What other way is there to be ‘safe’? There is no other way that is ‘safe’. Are you going to believe a government official just because he stands up on a podium and promises you that if you give him your money, and sign over your rights of decision-making, you will be ‘safe’?

Yes, the stock market and the value of people’s 401ks went down. That represents the market value of earning power of all public companies traded on the US exchange. There is also a bond market that people can invest in.

There is also real estate, art, gold, investment in private businesses, foreign exchanges, and a host of other things that somebody can choose to invest their money in for their own retirement.

Hell, you can even do the simplest thing if you want and buy US T-Bonds as an investment, if you prefer to trust the US government as a creditor to steward your assets better than those other options. Supposedly that is sort of what SS is doing now anyway, although you as an individual aren’t even allowed to keep ownership of the assets that your own money goes to pay for. The government takes that money to pay other people it has already promised benefits to (a Ponzi scheme).

Where do you think the actual wealth comes from to pay retirees, my friend? It doesn’t come out of thin air, or from a printing press at the mint.

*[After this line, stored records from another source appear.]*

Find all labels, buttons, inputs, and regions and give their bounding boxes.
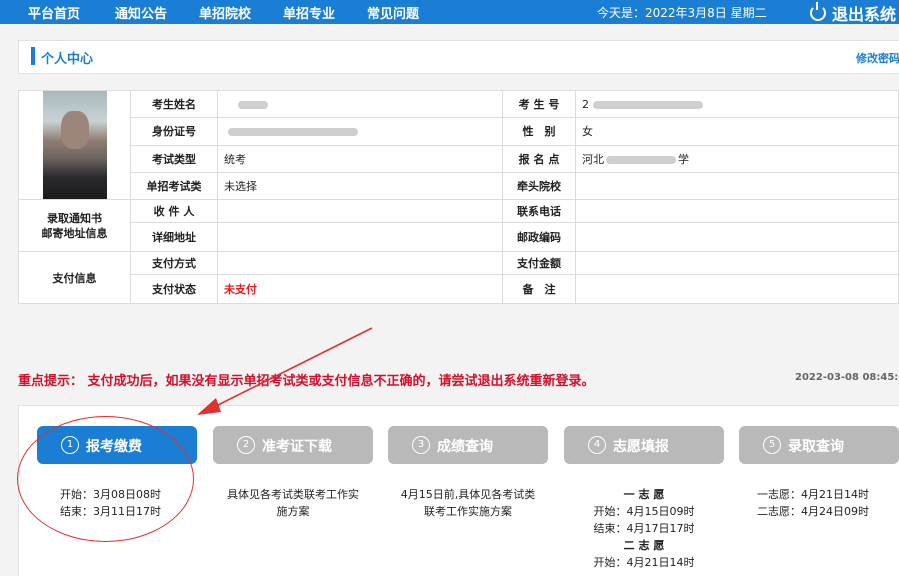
login-timestamp: 2022-03-08 08:45:0 — [795, 372, 899, 383]
nav-notices[interactable]: 通知公告 — [115, 3, 167, 22]
step-label: 准考证下载 — [262, 439, 332, 455]
id-label: 身份证号 — [130, 117, 218, 146]
pay-method-value — [217, 251, 503, 275]
redacted-signup-point — [606, 155, 676, 164]
address-value — [217, 222, 503, 252]
top-navbar: 平台首页 通知公告 单招院校 单招专业 常见问题 今天是：2022年3月8日 星… — [0, 0, 899, 24]
recipient-value — [217, 199, 503, 223]
step-admission-ticket[interactable]: 2 准考证下载 — [213, 426, 373, 464]
step-score-query[interactable]: 3 成绩查询 — [388, 426, 548, 464]
annotation-circle — [17, 416, 194, 542]
step-label: 成绩查询 — [437, 439, 493, 455]
postcode-label: 邮政编码 — [502, 222, 576, 252]
gender-label: 性 别 — [502, 117, 576, 146]
photo-cell — [18, 90, 131, 200]
step-admission-query[interactable]: 5 录取查询 — [739, 426, 899, 464]
signup-point-value: 河北学 — [575, 144, 899, 173]
step3-schedule: 4月15日前,具体见各考试类 联考工作实施方案 — [400, 488, 536, 518]
candidate-info-table: 考生姓名 ㅤ 考 生 号 2 身份证号 性 别 女 考试类型 统考 报 名 点 … — [18, 89, 899, 304]
step-number-badge: 5 — [763, 436, 781, 454]
redacted-name — [238, 101, 269, 110]
personal-center-header: 个人中心 修改密码 — [18, 40, 899, 74]
gender-value: 女 — [575, 117, 899, 146]
pay-status-value: 未支付 — [217, 274, 503, 304]
mail-address-section: 录取通知书 邮寄地址信息 — [18, 199, 131, 252]
step5-schedule: 一志愿：4月21日14时 二志愿：4月24日09时 — [757, 488, 869, 518]
logout-label: 退出系统 — [832, 5, 897, 24]
name-label: 考生姓名 — [130, 89, 218, 119]
pay-amount-label: 支付金额 — [502, 251, 576, 275]
nav-schools[interactable]: 单招院校 — [199, 3, 251, 22]
signup-point-label: 报 名 点 — [502, 144, 576, 173]
single-exam-value: 未选择 — [217, 171, 503, 201]
lead-school-value — [575, 171, 899, 201]
step-number-badge: 4 — [588, 436, 606, 454]
logout-button[interactable]: 退出系统 — [810, 1, 896, 25]
page-title: 个人中心 — [41, 52, 94, 67]
current-date: 今天是：2022年3月8日 星期二 — [597, 6, 767, 20]
step-volunteer-fill[interactable]: 4 志愿填报 — [564, 426, 724, 464]
address-label: 详细地址 — [130, 222, 218, 252]
postcode-value — [575, 222, 899, 252]
exam-no-value: 2 — [575, 89, 899, 119]
modify-password-link[interactable]: 修改密码 — [856, 50, 899, 66]
important-notice: 重点提示： 支付成功后，如果没有显示单招考试类或支付信息不正确的，请尝试退出系统… — [18, 374, 595, 389]
power-icon — [810, 2, 826, 21]
step2-schedule: 具体见各考试类联考工作实 施方案 — [227, 488, 359, 518]
phone-value — [575, 199, 899, 223]
step-label: 录取查询 — [788, 439, 844, 455]
remark-value — [575, 274, 899, 304]
payment-section: 支付信息 — [18, 251, 131, 304]
step4-schedule: 一 志 愿 开始：4月15日09时 结束：4月17日17时 二 志 愿 开始：4… — [593, 488, 695, 569]
phone-label: 联系电话 — [502, 199, 576, 223]
step-number-badge: 2 — [237, 436, 255, 454]
id-value — [217, 117, 503, 146]
remark-label: 备 注 — [502, 274, 576, 304]
candidate-photo — [42, 91, 107, 199]
lead-school-label: 牵头院校 — [502, 171, 576, 201]
exam-type-label: 考试类型 — [130, 144, 218, 173]
redacted-id — [228, 127, 358, 136]
name-value: ㅤ — [217, 89, 503, 119]
pay-status-label: 支付状态 — [130, 274, 218, 304]
nav-home[interactable]: 平台首页 — [28, 3, 80, 22]
step-number-badge: 3 — [412, 436, 430, 454]
step-label: 志愿填报 — [613, 439, 669, 455]
single-exam-label: 单招考试类 — [130, 171, 218, 201]
nav-faq[interactable]: 常见问题 — [367, 3, 419, 22]
title-accent-bar — [31, 47, 35, 65]
pay-method-label: 支付方式 — [130, 251, 218, 275]
redacted-exam-no — [593, 100, 703, 109]
recipient-label: 收 件 人 — [130, 199, 218, 223]
exam-no-label: 考 生 号 — [502, 89, 576, 119]
exam-type-value: 统考 — [217, 144, 503, 173]
pay-amount-value — [575, 251, 899, 275]
nav-majors[interactable]: 单招专业 — [283, 3, 335, 22]
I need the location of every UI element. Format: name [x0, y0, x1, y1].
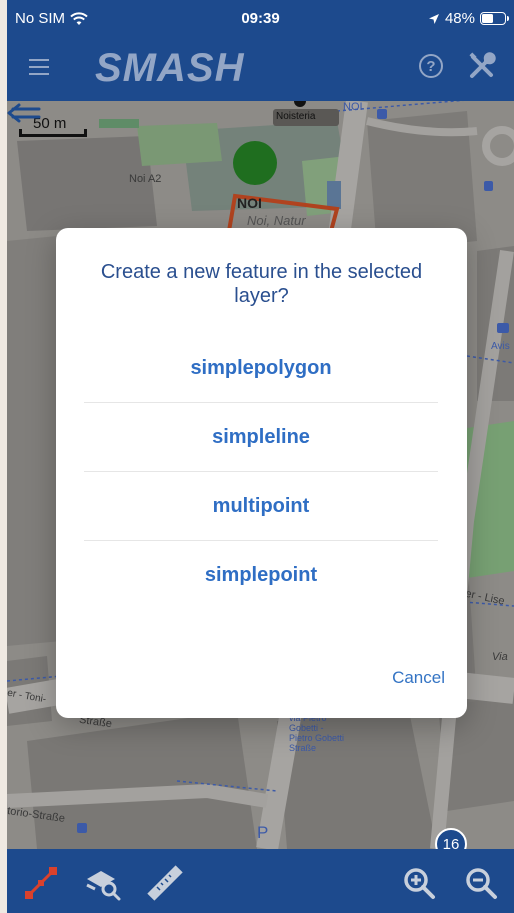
cancel-button[interactable]: Cancel — [392, 668, 445, 688]
app-title: SMASH — [95, 46, 245, 90]
layer-query-icon[interactable] — [85, 865, 121, 901]
bottom-toolbar — [7, 849, 514, 913]
header: No SIM 09:39 48% SMASH ? — [7, 0, 514, 101]
location-arrow-icon — [428, 13, 439, 24]
back-arrow-icon[interactable] — [7, 101, 41, 125]
layer-option-simpleline[interactable]: simpleline — [84, 403, 438, 472]
layer-option-simplepolygon[interactable]: simplepolygon — [84, 334, 438, 403]
zoom-out-icon[interactable] — [463, 865, 499, 901]
map-label: NOI — [343, 101, 363, 113]
battery-fill — [482, 14, 493, 23]
zoom-in-icon[interactable] — [401, 865, 437, 901]
status-bar: No SIM 09:39 48% — [7, 0, 514, 40]
map-label: Via — [492, 651, 508, 663]
map-label: Noi, Natur — [247, 213, 306, 228]
battery-percent: 48% — [444, 10, 475, 27]
tools-icon[interactable] — [467, 51, 497, 81]
svg-text:P: P — [257, 823, 268, 842]
menu-icon[interactable] — [29, 59, 49, 75]
map-label: NOI — [237, 195, 262, 211]
layer-option-multipoint[interactable]: multipoint — [84, 472, 438, 541]
layer-option-simplepoint[interactable]: simplepoint — [84, 541, 438, 610]
help-icon[interactable]: ? — [419, 54, 443, 78]
map-label: Avis — [491, 341, 510, 352]
map-label: Noisteria — [276, 111, 316, 122]
edit-geometry-icon[interactable] — [23, 865, 59, 901]
scale-line — [19, 129, 87, 137]
ruler-icon[interactable] — [147, 865, 183, 901]
status-right: 48% — [428, 10, 509, 27]
create-feature-dialog: Create a new feature in the selected lay… — [56, 228, 467, 718]
app-bar: SMASH ? — [7, 40, 514, 101]
map-label: Noi A2 — [129, 173, 162, 185]
map-label: via Pietro Gobetti - Pietro Gobetti Stra… — [289, 713, 345, 753]
battery-icon — [480, 12, 509, 25]
dialog-title: Create a new feature in the selected lay… — [100, 261, 423, 307]
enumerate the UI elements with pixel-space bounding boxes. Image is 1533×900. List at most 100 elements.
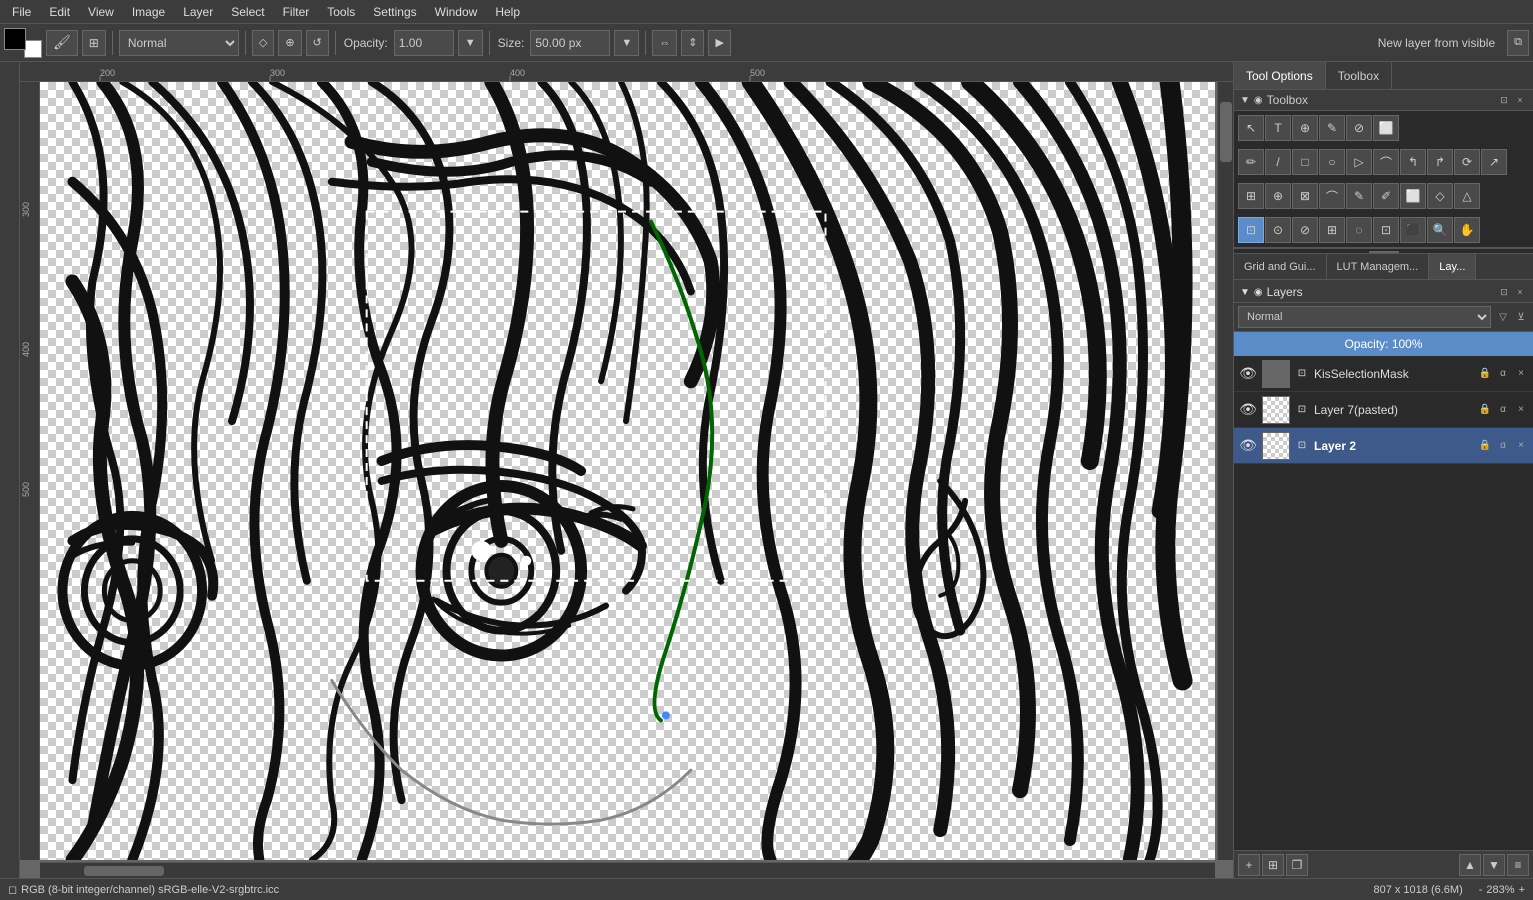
layer-item-2[interactable]: 👁 ⊡ Layer 2 🔒 α × <box>1234 428 1533 464</box>
layers-opacity-bar[interactable]: Opacity: 100% <box>1234 332 1533 356</box>
layer-settings-btn[interactable]: ≡ <box>1507 854 1529 876</box>
tool-rect-select[interactable]: ⊡ <box>1238 217 1264 243</box>
tool-freehand[interactable]: ↰ <box>1400 149 1426 175</box>
toolbox-wc-expand[interactable]: ⊡ <box>1497 93 1511 107</box>
tool-pan[interactable]: ✋ <box>1454 217 1480 243</box>
layers-mode-select[interactable]: Normal <box>1238 306 1491 328</box>
vscroll-thumb[interactable] <box>1220 102 1232 162</box>
tool-icon-grid[interactable]: ⊞ <box>82 30 106 56</box>
tool-line[interactable]: / <box>1265 149 1291 175</box>
tool-measure[interactable]: △ <box>1454 183 1480 209</box>
more-btn[interactable]: ▶ <box>708 30 730 56</box>
menu-tools[interactable]: Tools <box>319 3 363 21</box>
layer-down-btn[interactable]: ▼ <box>1483 854 1505 876</box>
tool-similar-select[interactable]: ⊡ <box>1373 217 1399 243</box>
tool-transform2[interactable]: ⊞ <box>1238 183 1264 209</box>
layer-2-visibility[interactable]: 👁 <box>1238 436 1258 456</box>
tab-toolbox[interactable]: Toolbox <box>1326 62 1392 89</box>
layer-0-lock[interactable]: 🔒 <box>1477 366 1493 382</box>
menu-window[interactable]: Window <box>427 3 486 21</box>
layer-group-btn[interactable]: ⊞ <box>1262 854 1284 876</box>
window-restore-btn[interactable]: ⧉ <box>1507 30 1529 56</box>
horizontal-scrollbar[interactable] <box>40 862 1215 878</box>
layer-item-0[interactable]: 👁 ⊡ KisSelectionMask 🔒 α × <box>1234 356 1533 392</box>
layer-1-alpha[interactable]: α <box>1495 402 1511 418</box>
tool-poly[interactable]: ▷ <box>1346 149 1372 175</box>
zoom-out-btn[interactable]: - <box>1479 884 1483 896</box>
layer-1-lock[interactable]: 🔒 <box>1477 402 1493 418</box>
layer-2-more[interactable]: × <box>1513 438 1529 454</box>
mirror-h-btn[interactable]: ⇔ <box>652 30 677 56</box>
tool-dynamic[interactable]: ↱ <box>1427 149 1453 175</box>
tool-assistant[interactable]: ↗ <box>1481 149 1507 175</box>
menu-layer[interactable]: Layer <box>175 3 221 21</box>
tool-rect[interactable]: □ <box>1292 149 1318 175</box>
size-input[interactable] <box>530 30 610 56</box>
layers-icon1[interactable]: ▽ <box>1495 309 1511 325</box>
tool-multibrush[interactable]: ⟳ <box>1454 149 1480 175</box>
tool-path[interactable]: ⌒ <box>1319 183 1345 209</box>
tool-bezier[interactable]: ⌒ <box>1373 149 1399 175</box>
tab-lut[interactable]: LUT Managem... <box>1327 254 1430 279</box>
menu-filter[interactable]: Filter <box>275 3 318 21</box>
toolbox-collapse-icon[interactable]: ▼ <box>1240 95 1250 106</box>
tool-contiguous-select[interactable]: ◌ <box>1346 217 1372 243</box>
layer-2-lock[interactable]: 🔒 <box>1477 438 1493 454</box>
tab-tool-options[interactable]: Tool Options <box>1234 62 1326 89</box>
tool-pattern[interactable]: ⊘ <box>1346 115 1372 141</box>
layer-0-chain[interactable]: α <box>1495 366 1511 382</box>
menu-help[interactable]: Help <box>487 3 528 21</box>
tool-smart[interactable]: ⬜ <box>1373 115 1399 141</box>
tool-freehand-select[interactable]: ⊞ <box>1319 217 1345 243</box>
tool-move[interactable]: ⊕ <box>1265 183 1291 209</box>
menu-view[interactable]: View <box>80 3 122 21</box>
layers-icon2[interactable]: ⊻ <box>1513 309 1529 325</box>
layer-1-visibility[interactable]: 👁 <box>1238 400 1258 420</box>
menu-edit[interactable]: Edit <box>41 3 78 21</box>
tool-grad[interactable]: ⬜ <box>1400 183 1426 209</box>
layer-2-alpha[interactable]: α <box>1495 438 1511 454</box>
tool-patch[interactable]: ◇ <box>1427 183 1453 209</box>
tool-crop[interactable]: ⊠ <box>1292 183 1318 209</box>
menu-select[interactable]: Select <box>223 3 272 21</box>
layers-wc-expand[interactable]: ⊡ <box>1497 285 1511 299</box>
tool-transform[interactable]: ⊕ <box>1292 115 1318 141</box>
tool-poly-select[interactable]: ⊘ <box>1292 217 1318 243</box>
hscroll-thumb[interactable] <box>84 866 164 876</box>
opacity-input[interactable] <box>394 30 454 56</box>
zoom-in-btn[interactable]: + <box>1519 884 1525 896</box>
mirror-v-btn[interactable]: ⇕ <box>681 30 704 56</box>
opacity-dropdown[interactable]: ▼ <box>458 30 483 56</box>
tool-fill[interactable]: ✎ <box>1319 115 1345 141</box>
layer-0-more[interactable]: × <box>1513 366 1529 382</box>
vertical-scrollbar[interactable] <box>1217 82 1233 860</box>
layer-add-btn[interactable]: + <box>1238 854 1260 876</box>
eraser-btn[interactable]: ◇ <box>252 30 274 56</box>
tool-brush[interactable]: ✏ <box>1238 149 1264 175</box>
tool-arrow[interactable]: ↖ <box>1238 115 1264 141</box>
canvas-area[interactable]: 200 300 400 500 300 400 500 <box>20 62 1233 878</box>
tool-colorpick[interactable]: ✐ <box>1373 183 1399 209</box>
background-color[interactable] <box>24 40 42 58</box>
layers-wc-close[interactable]: × <box>1513 285 1527 299</box>
size-dropdown[interactable]: ▼ <box>614 30 639 56</box>
layer-1-more[interactable]: × <box>1513 402 1529 418</box>
blend-mode-select[interactable]: Normal <box>119 30 239 56</box>
layer-item-1[interactable]: 👁 ⊡ Layer 7(pasted) 🔒 α × <box>1234 392 1533 428</box>
tool-zoom[interactable]: 🔍 <box>1427 217 1453 243</box>
tool-ellipse-select[interactable]: ⊙ <box>1265 217 1291 243</box>
tool-pencil[interactable]: ✎ <box>1346 183 1372 209</box>
tool-icon-brush[interactable]: 🖌 <box>46 30 78 56</box>
menu-file[interactable]: File <box>4 3 39 21</box>
symmetry-btn[interactable]: ⊕ <box>278 30 301 56</box>
toolbox-wc-close[interactable]: × <box>1513 93 1527 107</box>
layer-0-visibility[interactable]: 👁 <box>1238 364 1258 384</box>
canvas-container[interactable] <box>40 82 1215 860</box>
tab-layers[interactable]: Lay... <box>1429 254 1476 279</box>
tool-ellipse[interactable]: ○ <box>1319 149 1345 175</box>
refresh-btn[interactable]: ↺ <box>306 30 329 56</box>
layers-collapse-icon[interactable]: ▼ <box>1240 287 1250 298</box>
tool-magnet-select[interactable]: ⬛ <box>1400 217 1426 243</box>
tool-text[interactable]: T <box>1265 115 1291 141</box>
foreground-color[interactable] <box>4 28 26 50</box>
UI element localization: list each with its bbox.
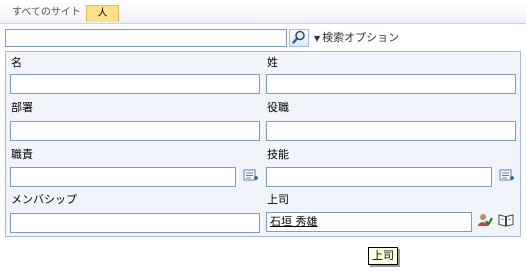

It either needs to come from

  • Drawing down existing assets
  • Living off the interest or earning power of those assets
  • Forcibly transferring wealth from someone else

Just because the government says “Don’t worry…give us your money now, and we’ll take care of you” doesn’t mean they actually will have the wealth to do so.

The people in Greece are finding this out the hard way, right now. Their government promised far, far too much to it’s citizens and finally ran out of the borrowing power on the international markets to deliver on those promises. There is no more wealth left to pay Greek citizens what had been promised to them. Look at the results.

But you, apparently like so many others are willing to believe a government official and sign over you rights and your money because it makes you feel ‘safer’. You are willing to trade liberty for a promise of security. You will get neither.

And you would prefer to trust in some massive, impersonal government beurocracy?